Visibility and Access Control for Endpoints and IoT

Automated Endpoint Compliance
and Integrated Threat Response

Complete Visibility and Zero Trust Security for Remote and Local Endpoints

Network Access Control (NAC) solutions provide organizations with continuous visibility, endpoint and IoT access control, and automated threat mitigation. Pulse Profiler provides full visibility of local and remote endpoints, so organizations know what’s connected at any time. Pulse Policy Secure (PPS) enables strong Zero Trust based “comply to connect” policy enforcement so users and endpoints are authenticated and their security posture are validated before they are connected to the network with appropriate access for their role.

Detect and Profile

Detect and profile all local and remote endpoints including IoT

Automated Network

Automated network segmentation and enforcement of endpoint security posture policies

Automated Threat Response

Automated threat response on endpoint level to break down security silos

Continuous Endpoint Compliance to Limit Risk Exposure

Endpoints are continuously targeted by attackers to gain further access into the network and its resources. Obsolete or unpatched systems with known vulnerabilities make an attacker’s job easy. PPS lets organizations see exactly what endpoints connect to the network and ensure their security posture is compliant, limiting unauthorized access, plus easing the auditing burden.

Endpoint attacks keep increasing

It is crucial to ensure an endpoint’s security posture is maintained throughout the connectivity lifecycle.

Security breaches result in loss of end-user productivity

Beyond the much cited but difficult to measure loss of reputation, loss of productivity is an immediate detractor of a business’ top line.

Segmentation is essential for compliance

Devices that manage critical data (such as PII, financial data) must never be on the same network as a regular workstation. Automated network provisioning and segmentation ensures continuous PCI-DSS or HIPAA compliance.

Know your endpoints

Ensure all endpoints (remote, local, IoT) are profiled and comply with security policies to avoid compliance breaches because devices with obsolete OS (e.g.

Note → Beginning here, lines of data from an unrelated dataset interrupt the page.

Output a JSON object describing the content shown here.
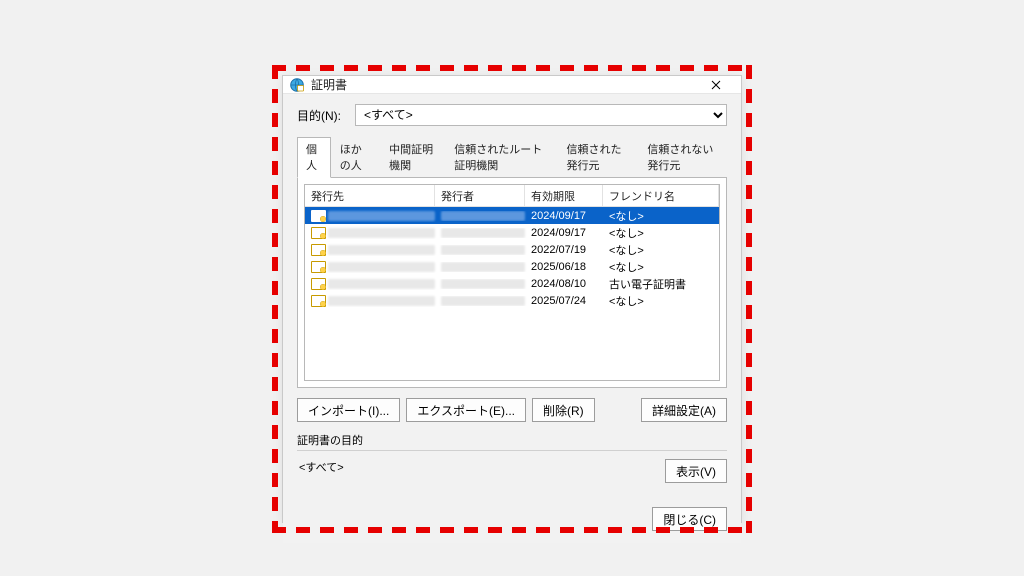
{
  "window": {
    "title": "証明書"
  },
  "purpose": {
    "label": "目的(N):",
    "selected": "<すべて>"
  },
  "tabs": [
    {
      "label": "個人",
      "active": true
    },
    {
      "label": "ほかの人"
    },
    {
      "label": "中間証明機関"
    },
    {
      "label": "信頼されたルート証明機関"
    },
    {
      "label": "信頼された発行元"
    },
    {
      "label": "信頼されない発行元"
    }
  ],
  "columns": {
    "issuedTo": "発行先",
    "issuer": "発行者",
    "expiry": "有効期限",
    "friendly": "フレンドリ名"
  },
  "rows": [
    {
      "selected": true,
      "expiry": "2024/09/17",
      "friendly": "<なし>"
    },
    {
      "selected": false,
      "expiry": "2024/09/17",
      "friendly": "<なし>"
    },
    {
      "selected": false,
      "expiry": "2022/07/19",
      "friendly": "<なし>"
    },
    {
      "selected": false,
      "expiry": "2025/06/18",
      "friendly": "<なし>"
    },
    {
      "selected": false,
      "expiry": "2024/08/10",
      "friendly": "古い電子証明書"
    },
    {
      "selected": false,
      "expiry": "2025/07/24",
      "friendly": "<なし>"
    }
  ],
  "buttons": {
    "import": "インポート(I)...",
    "export": "エクスポート(E)...",
    "remove": "削除(R)",
    "advanced": "詳細設定(A)",
    "view": "表示(V)",
    "close": "閉じる(C)"
  },
  "purposeGroup": {
    "label": "証明書の目的",
    "value": "<すべて>"
  }
}
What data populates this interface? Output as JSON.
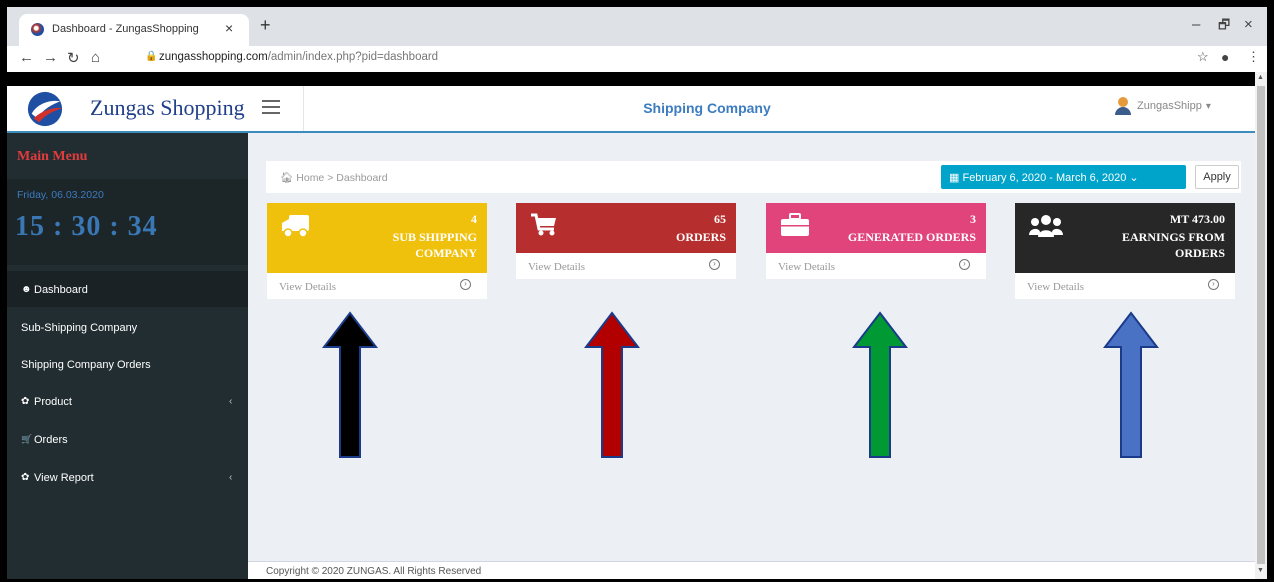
{
  "browser": {
    "tab_title": "Dashboard - ZungasShopping",
    "tab_close": "×",
    "new_tab": "+",
    "url_host": "zungasshopping.com",
    "url_path": "/admin/index.php?pid=dashboard",
    "win_min": "–",
    "win_restore": "🗗",
    "win_close": "×"
  },
  "header": {
    "logo_text": "Zungas Shopping",
    "title": "Shipping Company",
    "user_name": "ZungasShipp",
    "user_caret": "▾"
  },
  "sidebar": {
    "menu_title": "Main Menu",
    "date": "Friday, 06.03.2020",
    "time": "15 : 30 : 34",
    "items": [
      {
        "label": "Dashboard",
        "icon": "dashboard-icon",
        "glyph": "☻"
      },
      {
        "label": "Sub-Shipping Company",
        "icon": "",
        "glyph": ""
      },
      {
        "label": "Shipping Company Orders",
        "icon": "",
        "glyph": ""
      },
      {
        "label": "Product",
        "icon": "cube-icon",
        "glyph": "✿",
        "chevron": "‹"
      },
      {
        "label": "Orders",
        "icon": "cart-icon",
        "glyph": "🛒"
      },
      {
        "label": "View Report",
        "icon": "report-icon",
        "glyph": "✿",
        "chevron": "‹"
      }
    ]
  },
  "breadcrumb": {
    "home": "Home",
    "separator": ">",
    "current": "Dashboard"
  },
  "daterange": {
    "label": "February 6, 2020 - March 6, 2020",
    "caret": "⌄",
    "apply": "Apply"
  },
  "cards": [
    {
      "count": "4",
      "label_lines": [
        "SUB SHIPPING",
        "COMPANY"
      ],
      "link": "View Details",
      "color": "#f0c10c",
      "icon": "truck-icon"
    },
    {
      "count": "65",
      "label_lines": [
        "ORDERS"
      ],
      "link": "View Details",
      "color": "#b62e2e",
      "icon": "cart-icon"
    },
    {
      "count": "3",
      "label_lines": [
        "GENERATED ORDERS"
      ],
      "link": "View Details",
      "color": "#e0447a",
      "icon": "briefcase-icon"
    },
    {
      "count": "MT 473.00",
      "label_lines": [
        "EARNINGS FROM",
        "ORDERS"
      ],
      "link": "View Details",
      "color": "#272727",
      "icon": "users-icon"
    }
  ],
  "annotation_arrows": [
    {
      "color": "#000000"
    },
    {
      "color": "#b20000"
    },
    {
      "color": "#009933"
    },
    {
      "color": "#4a72c4"
    }
  ],
  "footer": {
    "text": "Copyright © 2020 ZUNGAS. All Rights Reserved"
  }
}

Windows XP, Windows 7) are on the network.

Shortage of skilled security staff

Pulse Profiler and PPS are easy to use and deploy so security staff can focus on strategic tasks.

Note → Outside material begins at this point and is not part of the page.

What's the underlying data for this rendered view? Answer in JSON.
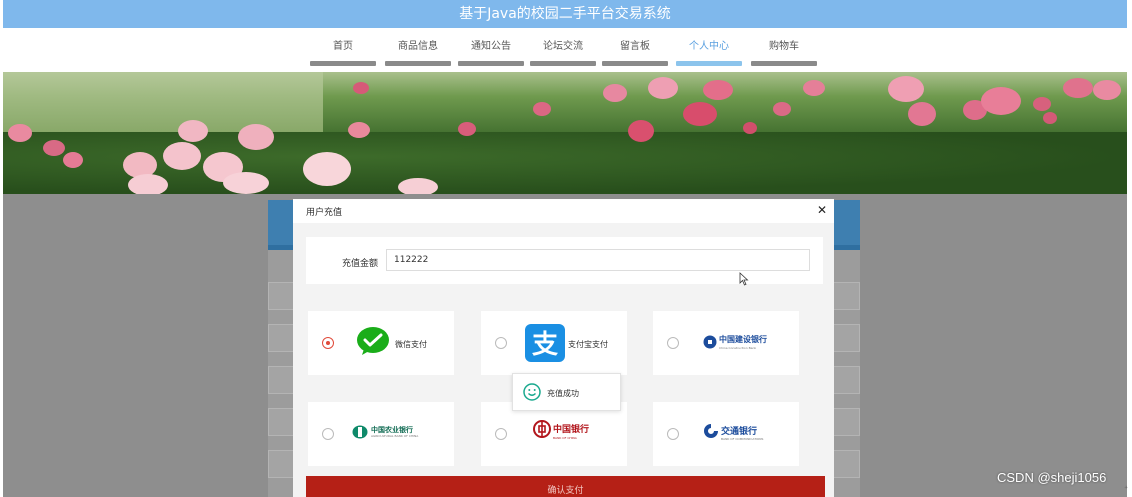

MAC spoofing, DGA attacks, IoT rogue devices increase threat risk

PPS offers User and Entity Behavioral Analytics (UEBA) to scan the network and isolate threats.

Key Capabilities

End-to-end Zero Trust Access
PPS or PCS/VPN can enforce endpoint security posture with Host Checker functionality
Session federation enables seamless roaming from VPN to on-premise
Dynamic access control on access network and firewalls

Key NAC Features

Every organization’s network infrastructure and endpoint needs are different. There are many NAC features to consider:

Network visibility

With an ever-increasing number of endpoints due to BYOD and IT/OT integration, it is important to know what is on the network in order to define secure policies that cover all access use cases.

Device and user authentication

To validate users and devices, NAC needs to integrate with leading IAM and MDM solutions, for all remote and local access scenarios, wired and wireless.

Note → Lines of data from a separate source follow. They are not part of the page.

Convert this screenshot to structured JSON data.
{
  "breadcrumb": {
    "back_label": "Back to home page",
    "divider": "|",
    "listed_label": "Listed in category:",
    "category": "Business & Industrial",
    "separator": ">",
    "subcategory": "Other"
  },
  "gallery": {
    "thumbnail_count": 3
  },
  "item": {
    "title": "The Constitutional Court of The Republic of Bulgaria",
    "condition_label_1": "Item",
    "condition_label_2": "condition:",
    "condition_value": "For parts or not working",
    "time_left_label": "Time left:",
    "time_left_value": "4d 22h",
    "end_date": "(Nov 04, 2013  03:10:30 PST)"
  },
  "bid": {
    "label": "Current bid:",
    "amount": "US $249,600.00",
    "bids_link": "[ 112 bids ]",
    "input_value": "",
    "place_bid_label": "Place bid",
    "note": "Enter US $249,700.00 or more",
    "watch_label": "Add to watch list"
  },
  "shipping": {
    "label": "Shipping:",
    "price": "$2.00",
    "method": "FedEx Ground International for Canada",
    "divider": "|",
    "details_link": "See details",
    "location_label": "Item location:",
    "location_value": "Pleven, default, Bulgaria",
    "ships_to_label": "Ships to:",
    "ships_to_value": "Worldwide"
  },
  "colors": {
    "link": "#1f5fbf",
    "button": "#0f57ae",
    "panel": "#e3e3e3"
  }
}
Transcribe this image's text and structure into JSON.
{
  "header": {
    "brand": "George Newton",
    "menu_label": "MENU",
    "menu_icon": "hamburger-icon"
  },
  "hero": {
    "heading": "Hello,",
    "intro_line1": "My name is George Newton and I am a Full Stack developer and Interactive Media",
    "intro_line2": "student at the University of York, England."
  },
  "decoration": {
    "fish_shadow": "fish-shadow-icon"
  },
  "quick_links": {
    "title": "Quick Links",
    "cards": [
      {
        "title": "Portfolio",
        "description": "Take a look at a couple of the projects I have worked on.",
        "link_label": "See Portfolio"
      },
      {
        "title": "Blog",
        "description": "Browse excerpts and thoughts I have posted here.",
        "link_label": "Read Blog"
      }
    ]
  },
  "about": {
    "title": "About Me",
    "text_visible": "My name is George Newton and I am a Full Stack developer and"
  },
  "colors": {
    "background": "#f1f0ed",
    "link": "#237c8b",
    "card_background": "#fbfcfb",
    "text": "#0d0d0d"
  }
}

Access control & policy engine

Users and devices must receive access on a least privilege basis, and endpoints handling critical data such as PII or financial transactions should be strictly segmented. Shadow IT or social media apps exposes devices and data to resources outside of an organization’s corporate policies. NAC can limit access for non-compliant endpoints and remediate the issue.

Bi-directional integration

Integration with security solutions such as SIEMs and NGFWs enable a NAC to make threat alerts actionable on the endpoint level; breaking down the security silos of such security products.

Guest access management

Enterprises need contractors and guests to have limited network access, and an easy to use self-registration portals or sponsor-based approval process without compromising security.